Helgariden
Als Helgariden wird die auf Helgar von Skanten zurückgehende Dynastie der skantischen und sagradischen Könige ab Mitte des 8. Jahrhunderts bis zur Mitte des 11. Jahrhunderts bezeichnet. Die Helgariden waren die erste sagradische Königsdynastie, die vom 10. bis zum 11. Jahrhundert über die gesamte sagradische Halbinsel herrscht. Wichtige Monarchen aus dem Haus der Helgariden sind Roduich der Große (761-797), Martin der Eroberer (892-933) und Philipp der Große (933-969).
Als Begründer der Helgaridendynastie gilt Helgar von Skanten, ein Dux König Orsoals der Mittelskanten, der sich um 753 selbst zum König machte und das benachbarte amorisch-ligrische Königreich unter seine Herrschaft bringen konnte. Nach dem Tod Helgars im Jahr 761 folgte ihm sein Sohn Roduich, später "der Große" genannt, der sein Königtum gegen die Erben der Orsonidendynastie, Orsogar und Orungolf verteidigen musste. Mit dem Sieg Roduichs endete die Herrschaft der Orsoniden endgültig und die Helgariden wurden zur skantischen Königsdynastie.
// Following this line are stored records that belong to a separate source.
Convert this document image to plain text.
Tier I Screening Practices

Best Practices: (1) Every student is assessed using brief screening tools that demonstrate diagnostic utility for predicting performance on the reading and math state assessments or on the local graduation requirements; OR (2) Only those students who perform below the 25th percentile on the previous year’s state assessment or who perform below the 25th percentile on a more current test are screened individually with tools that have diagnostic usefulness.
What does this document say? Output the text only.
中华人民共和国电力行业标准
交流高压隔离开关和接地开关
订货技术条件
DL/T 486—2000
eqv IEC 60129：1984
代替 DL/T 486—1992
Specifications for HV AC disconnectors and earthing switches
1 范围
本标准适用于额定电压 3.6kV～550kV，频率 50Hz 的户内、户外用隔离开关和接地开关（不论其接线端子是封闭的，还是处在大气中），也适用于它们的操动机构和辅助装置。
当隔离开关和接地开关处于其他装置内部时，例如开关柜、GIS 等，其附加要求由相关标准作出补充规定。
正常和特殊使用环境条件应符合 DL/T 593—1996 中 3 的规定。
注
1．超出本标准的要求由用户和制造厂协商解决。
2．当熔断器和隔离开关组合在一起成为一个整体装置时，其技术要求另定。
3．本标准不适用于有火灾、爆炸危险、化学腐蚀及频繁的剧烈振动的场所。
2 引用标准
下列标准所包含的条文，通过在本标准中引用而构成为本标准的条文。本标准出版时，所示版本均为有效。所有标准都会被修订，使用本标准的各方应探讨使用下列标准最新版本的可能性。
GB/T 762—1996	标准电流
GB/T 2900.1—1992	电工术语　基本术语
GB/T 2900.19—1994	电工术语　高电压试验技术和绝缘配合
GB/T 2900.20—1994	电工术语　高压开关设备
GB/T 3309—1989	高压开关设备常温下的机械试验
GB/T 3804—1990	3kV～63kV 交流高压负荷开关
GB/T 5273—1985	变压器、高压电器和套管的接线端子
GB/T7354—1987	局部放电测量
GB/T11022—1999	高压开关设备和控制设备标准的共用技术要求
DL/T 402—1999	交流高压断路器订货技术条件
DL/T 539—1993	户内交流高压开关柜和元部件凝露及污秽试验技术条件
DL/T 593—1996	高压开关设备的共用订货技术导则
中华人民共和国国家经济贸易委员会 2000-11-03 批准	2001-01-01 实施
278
Nach dem Tod Roduichs 797 stritten drei seiner Söhne sowie deren Söhne und Enkel um die Nachfolge. Nach mehreren Teilungen und Thronkämpfen konnten sich schließlich die Nachkommen Albreths des Klugen durchsetzen. Dessen Urenkel Martin, genannt "der Eroberer" (892-933), konnte sich durch Heiratsbündnisse und Kriege eine Vormachtstellung auf der sagradischen Halbinsel sichern und war der erste, der als Totius Sagradiæ Rex anerkannt wurde. Sein Sohn Philipp der Große (933-969) setzte sich gegen seinen Bruder Martin den Jüngeren durch und konsolidierte die Dynastie als sagradisches Königsgeschlecht.
In der Folge spaltete sich die Dynastie in zwei Linien: Die Nachkommen Philipps des Großen herrschten auf dem sagradischen Thron, während die Nachkommen Martins des Jüngeren das Herzogtum Scantia erbten.